Early Introduction of Peanut

We are in the midst of a peanut allergy epidemic. The incidence of peanut allergy has tripled in the past 15 years and may affect 1-2% of young children. This is a global problem found in many westernized countries. Countries in which peanut is routinely feed to young infants have a significantly less incidence of peanut allergy. The LEAP study, (Learning Early About Peanut Allergy) published in 2015 found the risk of developing peanut allergy can be reduced by 81% by eating peanut containing foods early in life.

Based on this research, in 2017 the National Institute of Allergy and Infectious Diseases developed the Addendum Guidelines for the Prevention of Peanut Allergy in the United States. The guidelines are available here.

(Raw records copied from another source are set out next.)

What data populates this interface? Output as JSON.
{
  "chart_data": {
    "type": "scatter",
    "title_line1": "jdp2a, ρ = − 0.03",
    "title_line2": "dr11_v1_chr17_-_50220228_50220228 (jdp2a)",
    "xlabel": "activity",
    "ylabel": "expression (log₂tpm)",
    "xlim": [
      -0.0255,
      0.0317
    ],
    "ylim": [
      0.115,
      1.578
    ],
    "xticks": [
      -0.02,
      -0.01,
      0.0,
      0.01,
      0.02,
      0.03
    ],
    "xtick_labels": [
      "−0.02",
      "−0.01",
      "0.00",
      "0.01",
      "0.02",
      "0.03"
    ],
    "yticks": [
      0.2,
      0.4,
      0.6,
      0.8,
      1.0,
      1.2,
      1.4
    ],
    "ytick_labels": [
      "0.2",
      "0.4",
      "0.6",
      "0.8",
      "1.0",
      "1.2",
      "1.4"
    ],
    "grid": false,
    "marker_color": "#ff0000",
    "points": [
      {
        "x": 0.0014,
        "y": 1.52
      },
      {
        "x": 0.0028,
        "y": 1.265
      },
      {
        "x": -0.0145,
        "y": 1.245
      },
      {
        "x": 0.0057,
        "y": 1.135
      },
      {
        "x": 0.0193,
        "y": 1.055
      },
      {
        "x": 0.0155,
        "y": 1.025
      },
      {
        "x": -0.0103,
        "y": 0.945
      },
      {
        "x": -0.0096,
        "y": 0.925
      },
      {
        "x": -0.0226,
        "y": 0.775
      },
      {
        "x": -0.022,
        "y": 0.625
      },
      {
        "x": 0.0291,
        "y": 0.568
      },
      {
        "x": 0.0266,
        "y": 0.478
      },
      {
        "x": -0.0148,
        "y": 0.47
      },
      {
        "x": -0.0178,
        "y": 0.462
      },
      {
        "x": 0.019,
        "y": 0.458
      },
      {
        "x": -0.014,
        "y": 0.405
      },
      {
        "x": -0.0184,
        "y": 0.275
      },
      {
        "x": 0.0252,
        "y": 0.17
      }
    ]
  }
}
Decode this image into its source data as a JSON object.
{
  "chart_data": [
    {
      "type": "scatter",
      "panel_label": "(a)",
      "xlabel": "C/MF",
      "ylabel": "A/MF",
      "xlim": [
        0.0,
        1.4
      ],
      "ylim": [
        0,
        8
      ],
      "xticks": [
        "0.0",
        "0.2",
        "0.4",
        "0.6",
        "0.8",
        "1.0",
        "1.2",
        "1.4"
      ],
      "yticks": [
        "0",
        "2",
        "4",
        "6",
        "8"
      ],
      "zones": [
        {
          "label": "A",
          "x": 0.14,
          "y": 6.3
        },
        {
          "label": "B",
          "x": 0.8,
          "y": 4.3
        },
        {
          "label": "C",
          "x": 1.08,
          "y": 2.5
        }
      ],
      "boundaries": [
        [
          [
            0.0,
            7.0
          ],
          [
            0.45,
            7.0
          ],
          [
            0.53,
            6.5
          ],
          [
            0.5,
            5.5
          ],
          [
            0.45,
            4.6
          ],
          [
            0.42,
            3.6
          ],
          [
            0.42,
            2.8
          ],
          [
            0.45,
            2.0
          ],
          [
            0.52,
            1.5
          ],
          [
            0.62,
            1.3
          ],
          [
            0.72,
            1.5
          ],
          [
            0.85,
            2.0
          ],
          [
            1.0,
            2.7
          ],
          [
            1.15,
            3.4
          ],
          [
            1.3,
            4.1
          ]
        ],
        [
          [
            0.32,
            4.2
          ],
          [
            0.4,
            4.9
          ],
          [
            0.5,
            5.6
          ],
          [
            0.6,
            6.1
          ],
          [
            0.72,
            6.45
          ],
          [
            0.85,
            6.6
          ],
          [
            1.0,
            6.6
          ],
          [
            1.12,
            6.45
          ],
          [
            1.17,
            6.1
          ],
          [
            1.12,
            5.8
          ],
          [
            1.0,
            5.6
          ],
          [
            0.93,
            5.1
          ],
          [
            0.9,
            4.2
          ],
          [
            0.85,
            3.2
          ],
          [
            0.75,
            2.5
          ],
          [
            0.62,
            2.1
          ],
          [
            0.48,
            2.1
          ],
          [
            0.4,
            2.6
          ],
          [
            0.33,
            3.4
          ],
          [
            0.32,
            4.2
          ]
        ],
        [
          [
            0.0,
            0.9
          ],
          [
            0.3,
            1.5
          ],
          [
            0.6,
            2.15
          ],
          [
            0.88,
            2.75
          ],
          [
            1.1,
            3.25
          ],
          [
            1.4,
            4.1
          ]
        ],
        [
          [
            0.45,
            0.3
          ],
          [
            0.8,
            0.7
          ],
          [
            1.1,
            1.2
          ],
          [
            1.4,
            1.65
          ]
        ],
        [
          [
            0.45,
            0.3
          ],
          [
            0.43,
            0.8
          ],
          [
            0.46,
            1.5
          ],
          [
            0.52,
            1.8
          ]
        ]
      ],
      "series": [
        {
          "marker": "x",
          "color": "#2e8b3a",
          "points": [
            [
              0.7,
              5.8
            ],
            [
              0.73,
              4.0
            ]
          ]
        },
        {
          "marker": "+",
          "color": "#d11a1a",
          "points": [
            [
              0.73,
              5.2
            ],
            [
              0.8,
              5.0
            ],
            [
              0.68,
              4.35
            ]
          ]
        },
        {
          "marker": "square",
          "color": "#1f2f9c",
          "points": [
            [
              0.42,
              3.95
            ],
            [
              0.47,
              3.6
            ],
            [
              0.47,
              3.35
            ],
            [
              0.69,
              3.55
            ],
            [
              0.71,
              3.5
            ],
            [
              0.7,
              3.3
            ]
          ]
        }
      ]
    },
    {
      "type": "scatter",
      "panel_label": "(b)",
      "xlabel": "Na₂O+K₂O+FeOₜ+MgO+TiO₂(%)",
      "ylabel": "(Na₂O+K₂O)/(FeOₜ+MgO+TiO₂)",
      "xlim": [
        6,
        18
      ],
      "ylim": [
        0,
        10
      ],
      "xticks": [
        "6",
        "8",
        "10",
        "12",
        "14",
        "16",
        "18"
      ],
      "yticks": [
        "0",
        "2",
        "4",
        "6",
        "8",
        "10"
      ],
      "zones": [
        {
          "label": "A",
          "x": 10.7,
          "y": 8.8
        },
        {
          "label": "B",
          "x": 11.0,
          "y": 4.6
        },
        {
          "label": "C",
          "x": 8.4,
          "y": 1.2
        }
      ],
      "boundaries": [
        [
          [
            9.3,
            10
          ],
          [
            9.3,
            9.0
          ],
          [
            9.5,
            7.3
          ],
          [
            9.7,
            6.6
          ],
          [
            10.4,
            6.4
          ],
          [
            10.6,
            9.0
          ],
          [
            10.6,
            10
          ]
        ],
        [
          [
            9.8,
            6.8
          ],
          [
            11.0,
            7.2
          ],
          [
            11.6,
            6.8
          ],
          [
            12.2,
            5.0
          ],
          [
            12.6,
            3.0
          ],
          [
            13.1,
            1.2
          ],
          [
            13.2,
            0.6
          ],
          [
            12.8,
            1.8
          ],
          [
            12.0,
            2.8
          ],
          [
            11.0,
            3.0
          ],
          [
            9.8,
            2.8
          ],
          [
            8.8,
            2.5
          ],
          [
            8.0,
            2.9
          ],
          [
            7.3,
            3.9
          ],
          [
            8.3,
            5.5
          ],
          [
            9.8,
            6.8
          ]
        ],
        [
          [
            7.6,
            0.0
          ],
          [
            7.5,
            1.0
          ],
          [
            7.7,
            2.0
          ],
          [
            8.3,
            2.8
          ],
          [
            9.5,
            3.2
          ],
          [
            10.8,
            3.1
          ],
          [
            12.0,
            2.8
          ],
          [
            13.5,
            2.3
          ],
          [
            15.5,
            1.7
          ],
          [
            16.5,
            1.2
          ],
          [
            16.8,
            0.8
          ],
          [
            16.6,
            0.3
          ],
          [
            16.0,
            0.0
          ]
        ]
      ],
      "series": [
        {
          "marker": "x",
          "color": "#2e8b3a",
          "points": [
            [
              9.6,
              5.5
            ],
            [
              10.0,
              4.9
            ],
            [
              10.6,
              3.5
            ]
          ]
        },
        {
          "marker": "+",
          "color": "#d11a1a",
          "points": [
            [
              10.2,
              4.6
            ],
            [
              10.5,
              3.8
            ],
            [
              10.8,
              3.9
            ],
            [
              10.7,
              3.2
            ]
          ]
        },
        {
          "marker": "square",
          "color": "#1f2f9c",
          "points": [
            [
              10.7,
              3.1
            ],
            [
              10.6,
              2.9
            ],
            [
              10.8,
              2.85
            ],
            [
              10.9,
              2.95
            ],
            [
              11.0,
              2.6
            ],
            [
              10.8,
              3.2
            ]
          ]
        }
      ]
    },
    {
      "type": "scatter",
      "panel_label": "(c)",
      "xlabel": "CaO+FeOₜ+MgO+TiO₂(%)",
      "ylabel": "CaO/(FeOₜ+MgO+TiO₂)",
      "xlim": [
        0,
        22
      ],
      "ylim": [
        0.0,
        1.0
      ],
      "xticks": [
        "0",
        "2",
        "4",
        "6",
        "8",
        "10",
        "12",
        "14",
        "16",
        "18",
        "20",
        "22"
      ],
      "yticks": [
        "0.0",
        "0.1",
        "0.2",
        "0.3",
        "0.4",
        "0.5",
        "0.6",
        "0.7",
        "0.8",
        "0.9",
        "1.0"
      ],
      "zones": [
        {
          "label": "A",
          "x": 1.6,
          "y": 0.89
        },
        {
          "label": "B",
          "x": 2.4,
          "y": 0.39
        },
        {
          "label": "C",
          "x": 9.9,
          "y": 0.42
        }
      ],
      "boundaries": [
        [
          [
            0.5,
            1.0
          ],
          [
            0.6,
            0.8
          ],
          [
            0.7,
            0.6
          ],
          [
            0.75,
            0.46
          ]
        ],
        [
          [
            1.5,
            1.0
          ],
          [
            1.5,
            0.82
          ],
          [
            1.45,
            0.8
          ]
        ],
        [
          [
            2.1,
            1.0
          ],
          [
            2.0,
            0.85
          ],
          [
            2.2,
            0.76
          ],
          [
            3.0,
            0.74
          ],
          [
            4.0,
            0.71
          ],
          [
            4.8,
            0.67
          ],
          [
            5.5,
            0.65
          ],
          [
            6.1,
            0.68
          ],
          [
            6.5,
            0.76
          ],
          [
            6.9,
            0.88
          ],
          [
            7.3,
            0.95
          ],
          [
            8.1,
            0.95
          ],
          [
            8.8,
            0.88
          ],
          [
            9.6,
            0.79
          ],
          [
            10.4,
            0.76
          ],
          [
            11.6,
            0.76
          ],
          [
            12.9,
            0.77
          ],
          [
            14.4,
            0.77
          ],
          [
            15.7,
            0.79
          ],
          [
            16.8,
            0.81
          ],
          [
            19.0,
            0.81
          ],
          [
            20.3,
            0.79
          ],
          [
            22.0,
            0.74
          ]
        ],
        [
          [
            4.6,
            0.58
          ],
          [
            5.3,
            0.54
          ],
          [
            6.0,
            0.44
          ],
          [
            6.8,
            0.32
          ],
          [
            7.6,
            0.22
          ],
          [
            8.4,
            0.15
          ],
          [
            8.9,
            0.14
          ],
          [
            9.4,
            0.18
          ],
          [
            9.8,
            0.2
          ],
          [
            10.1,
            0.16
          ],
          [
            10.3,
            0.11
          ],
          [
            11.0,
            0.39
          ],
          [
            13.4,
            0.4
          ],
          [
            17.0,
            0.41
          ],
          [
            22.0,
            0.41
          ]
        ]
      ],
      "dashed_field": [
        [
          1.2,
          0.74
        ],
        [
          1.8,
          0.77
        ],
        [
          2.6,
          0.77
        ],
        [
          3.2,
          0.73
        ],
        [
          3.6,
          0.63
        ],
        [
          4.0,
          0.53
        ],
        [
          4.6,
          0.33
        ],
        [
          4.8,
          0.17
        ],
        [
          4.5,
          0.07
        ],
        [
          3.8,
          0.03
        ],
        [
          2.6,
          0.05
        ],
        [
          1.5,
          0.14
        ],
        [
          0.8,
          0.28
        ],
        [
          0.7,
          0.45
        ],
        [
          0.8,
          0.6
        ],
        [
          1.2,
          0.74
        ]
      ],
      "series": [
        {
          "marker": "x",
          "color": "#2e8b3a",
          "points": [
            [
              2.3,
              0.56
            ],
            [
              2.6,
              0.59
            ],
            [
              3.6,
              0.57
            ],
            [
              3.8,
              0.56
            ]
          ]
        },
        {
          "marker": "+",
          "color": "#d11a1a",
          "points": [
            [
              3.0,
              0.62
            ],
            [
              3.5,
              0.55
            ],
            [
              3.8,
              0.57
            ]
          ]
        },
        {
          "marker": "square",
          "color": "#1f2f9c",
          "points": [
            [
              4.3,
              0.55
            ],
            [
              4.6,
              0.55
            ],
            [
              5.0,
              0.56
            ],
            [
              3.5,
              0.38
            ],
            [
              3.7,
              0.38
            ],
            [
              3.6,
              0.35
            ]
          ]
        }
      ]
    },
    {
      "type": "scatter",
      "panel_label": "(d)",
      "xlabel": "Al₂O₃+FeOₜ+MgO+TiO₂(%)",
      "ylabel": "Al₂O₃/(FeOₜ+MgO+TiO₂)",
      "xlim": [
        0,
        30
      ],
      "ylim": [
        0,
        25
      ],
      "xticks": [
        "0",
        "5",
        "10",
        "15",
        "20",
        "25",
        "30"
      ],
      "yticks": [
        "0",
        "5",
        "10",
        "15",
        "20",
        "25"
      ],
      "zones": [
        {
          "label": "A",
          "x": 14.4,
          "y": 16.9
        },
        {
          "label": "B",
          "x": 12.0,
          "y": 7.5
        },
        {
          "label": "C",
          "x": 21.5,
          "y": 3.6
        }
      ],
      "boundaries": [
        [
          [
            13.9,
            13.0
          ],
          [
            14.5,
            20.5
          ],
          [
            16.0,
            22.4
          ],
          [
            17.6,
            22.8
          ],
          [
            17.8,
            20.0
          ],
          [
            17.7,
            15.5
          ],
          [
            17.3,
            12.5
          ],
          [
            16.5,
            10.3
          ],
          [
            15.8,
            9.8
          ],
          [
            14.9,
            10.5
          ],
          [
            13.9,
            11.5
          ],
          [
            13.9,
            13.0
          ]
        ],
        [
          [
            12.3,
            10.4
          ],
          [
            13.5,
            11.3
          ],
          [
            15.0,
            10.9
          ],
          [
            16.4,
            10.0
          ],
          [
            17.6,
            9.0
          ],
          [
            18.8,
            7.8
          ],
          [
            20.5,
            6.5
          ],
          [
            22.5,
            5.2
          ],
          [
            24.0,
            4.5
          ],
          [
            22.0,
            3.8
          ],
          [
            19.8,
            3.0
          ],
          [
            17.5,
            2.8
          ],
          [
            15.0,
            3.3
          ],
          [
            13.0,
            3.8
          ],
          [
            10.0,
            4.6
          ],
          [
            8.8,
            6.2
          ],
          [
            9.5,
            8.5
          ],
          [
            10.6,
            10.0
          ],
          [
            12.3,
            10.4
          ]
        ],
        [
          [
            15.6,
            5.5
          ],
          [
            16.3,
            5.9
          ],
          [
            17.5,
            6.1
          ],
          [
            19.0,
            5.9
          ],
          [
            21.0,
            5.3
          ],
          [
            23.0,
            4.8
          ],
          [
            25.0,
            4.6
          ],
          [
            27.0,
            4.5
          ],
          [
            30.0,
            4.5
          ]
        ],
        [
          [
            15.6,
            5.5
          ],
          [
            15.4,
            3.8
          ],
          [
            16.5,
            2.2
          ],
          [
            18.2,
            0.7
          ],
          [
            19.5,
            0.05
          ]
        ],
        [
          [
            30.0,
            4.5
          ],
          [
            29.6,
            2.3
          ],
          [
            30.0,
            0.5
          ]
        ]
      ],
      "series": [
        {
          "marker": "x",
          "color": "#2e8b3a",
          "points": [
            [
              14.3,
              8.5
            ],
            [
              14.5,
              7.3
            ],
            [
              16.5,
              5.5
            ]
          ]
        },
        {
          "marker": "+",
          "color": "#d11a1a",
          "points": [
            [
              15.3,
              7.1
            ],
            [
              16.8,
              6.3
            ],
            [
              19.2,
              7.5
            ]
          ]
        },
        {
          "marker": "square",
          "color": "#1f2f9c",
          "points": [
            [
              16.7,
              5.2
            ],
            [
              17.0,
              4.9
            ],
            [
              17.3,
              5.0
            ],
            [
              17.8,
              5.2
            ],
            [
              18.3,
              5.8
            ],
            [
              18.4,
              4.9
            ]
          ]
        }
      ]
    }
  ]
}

https://www.niaid.nih.gov/sites/default/files/peanut-allergy-prevention-guidelines-parent-summary.pdf

Who can benefit most from EIP?

Infants with severe eczema and or egg allergy are in the highest risk category for development of peanut allergy. These are the children who can benefit the most from EIP. It is recommended these children be screened for peanut allergy with either a skin or blood test. Based on these test results and consultation with Dr. Lieberman or Dr. Parekh, the decision of how, when, and where to introduce peanut will be determined. Many times, we will recommend the peanut containing food be introduced in our office in a stepwise fashion under a controlled setting with careful observation. Please Note: infants and small children should never be given whole peanuts due to the risk of choking. Introduce other solid foods into your infant’s diet before trying peanut-containing foods. If we advise you to try peanut at home for your young one, you can see how to do that here.

https://familyallergyatx.com/allergy-education/early-introduction-of-peanut-allergy/

EIP may also be considered in infants with:

  • mild – moderate eczema
  • other food allergies
  • siblings with peanut allergy
  • parents anxious about introducing peanut at home

This is all very new and exciting news. These guidelines represent a significant change in the approach to food allergy. Hopefully as these guidelines become widely practiced, we will see a decrease in the frequency of peanut allergy. It is very important not to delay introducing peanut containing foods to infants. At Austin Family Allergy & Asthma, we are here to help.